Wednesday 29 January 2014

29 January 2014: Nifty Elliott wave analysis: My key support of 6085 sustained and hence we opt to buy low. More recovery to come but Fed meeting and derivative expiry holds the key now.

You must read previous articles and watch the given chart carefully to understand this article completely.



For 29 January 2014: -
On 28 January 2014, FII Sold INR 1267.35 crs and DII Bought INR 1178.81 crs
FIIs are known to sell bottom heavily in cash market and they are doing it from past two days. There is no wonder in this trend. What is wondering me is Dr. Raghuram Rajan. He is now following the footsteps of former RBI governor D. Subba Roa. Irony is that when Dr. Raghuram Rajan was prime minister Advisor he was advocating for rate cut from RBI.  Now when he became RBI governor he is fluctuating with his views.
Another thing is that if there were less reason for hike in December month policies (when rates were not hiked) then we have no reason to think for rate hike (we got hike of 25 bps in repo rate).
He himself is a better man to judge his action. I can say that RBI is still sitting on wrong side.
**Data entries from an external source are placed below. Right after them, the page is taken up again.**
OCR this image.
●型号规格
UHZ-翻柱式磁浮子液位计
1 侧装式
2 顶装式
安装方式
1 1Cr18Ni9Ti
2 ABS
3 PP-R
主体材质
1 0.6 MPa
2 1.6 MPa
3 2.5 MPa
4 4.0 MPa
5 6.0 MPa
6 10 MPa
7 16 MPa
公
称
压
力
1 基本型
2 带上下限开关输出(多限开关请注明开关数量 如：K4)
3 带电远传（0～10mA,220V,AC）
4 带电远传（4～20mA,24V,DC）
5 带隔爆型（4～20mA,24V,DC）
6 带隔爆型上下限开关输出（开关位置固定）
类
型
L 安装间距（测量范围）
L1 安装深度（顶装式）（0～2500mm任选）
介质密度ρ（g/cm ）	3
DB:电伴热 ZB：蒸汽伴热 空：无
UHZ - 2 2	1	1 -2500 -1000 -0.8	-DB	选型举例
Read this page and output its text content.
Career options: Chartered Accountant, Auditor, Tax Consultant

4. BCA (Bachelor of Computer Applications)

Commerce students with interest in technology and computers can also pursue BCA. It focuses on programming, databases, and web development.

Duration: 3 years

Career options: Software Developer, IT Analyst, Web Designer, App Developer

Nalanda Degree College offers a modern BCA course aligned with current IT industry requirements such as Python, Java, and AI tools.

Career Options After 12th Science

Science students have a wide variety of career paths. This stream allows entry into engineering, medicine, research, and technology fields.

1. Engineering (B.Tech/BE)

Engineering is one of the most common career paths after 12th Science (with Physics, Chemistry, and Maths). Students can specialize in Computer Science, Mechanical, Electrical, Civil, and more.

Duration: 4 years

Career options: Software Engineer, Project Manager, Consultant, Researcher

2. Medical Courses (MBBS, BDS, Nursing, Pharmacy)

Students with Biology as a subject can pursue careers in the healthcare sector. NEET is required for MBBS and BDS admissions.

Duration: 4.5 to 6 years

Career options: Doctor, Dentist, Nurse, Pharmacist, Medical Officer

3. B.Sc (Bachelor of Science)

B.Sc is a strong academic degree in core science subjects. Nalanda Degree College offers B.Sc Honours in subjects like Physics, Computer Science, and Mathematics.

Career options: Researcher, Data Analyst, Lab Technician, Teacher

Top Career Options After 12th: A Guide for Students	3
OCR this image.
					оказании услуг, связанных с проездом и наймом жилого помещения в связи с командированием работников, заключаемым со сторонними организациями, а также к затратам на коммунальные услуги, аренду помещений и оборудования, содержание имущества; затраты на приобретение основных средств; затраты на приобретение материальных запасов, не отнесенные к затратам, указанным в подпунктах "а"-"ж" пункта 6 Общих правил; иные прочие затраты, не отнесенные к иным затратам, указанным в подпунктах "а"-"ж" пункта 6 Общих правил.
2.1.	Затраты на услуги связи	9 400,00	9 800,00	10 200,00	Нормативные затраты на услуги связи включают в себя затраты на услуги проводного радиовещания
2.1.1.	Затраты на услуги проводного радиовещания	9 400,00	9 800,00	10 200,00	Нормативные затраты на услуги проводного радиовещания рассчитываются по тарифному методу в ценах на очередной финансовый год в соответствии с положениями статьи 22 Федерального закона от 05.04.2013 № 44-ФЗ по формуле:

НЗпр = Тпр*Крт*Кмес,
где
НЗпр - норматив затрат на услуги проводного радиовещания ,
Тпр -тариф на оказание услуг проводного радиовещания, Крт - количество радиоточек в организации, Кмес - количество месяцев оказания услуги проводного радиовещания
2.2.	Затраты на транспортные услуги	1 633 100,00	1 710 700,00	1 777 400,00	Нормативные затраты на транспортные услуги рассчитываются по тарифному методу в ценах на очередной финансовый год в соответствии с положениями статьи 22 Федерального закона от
Current RBI governor is lucky enough that he is not facing challenges like the way former governor was facing.
Now, this kind of story continues in Indian capital market. You can never able to judge economy policies based on realities.
Technical charts are still saying that Nifty is weak but it is now over stretched and hence technical bounce is very likely. First good sign is that Nifty hit a low at 6085 on dot yesterday and bounced to close at 6126. We are heading towards derivative expiry and that can make market wilder than expected.
We can expect this recovery sustaining if Nifty manages to stay above 6165 levels. It is tough task but not the impossible task. Let us see today’s trade.
Strategy for Nifty January future – It is going to be a flat opening. There are signs of recovery but those are based on technical pullback only. There are two important levels, one is at 6172 and another at 6211. Firstly, it needs to stand above 6172 to claim for some intraday strength. Secondly, it needs to stay above 6211 to say that recovery can sustain. I hope for recovery and derivative short covering may add fuel.
Shall I buy low or shall I sell the pullback? Please visit my ‘intraday updates’.
S&P 500 (USA) – I had already quoted for this rebound as S&P 500 were near key support of 1769. It has to surpass 1800 marks also. If I keep fed minutes on one side then 1800 marks can come by today itself. it is very likely to gain more from current levels. Futures are also confirming my views for this rebound. I feel that today’s rise or fall will be decisive. One should never under estimate the bulls sitting at USA. Key support right now will be again at 1769 and resistance on higher side will be at 1814+ only.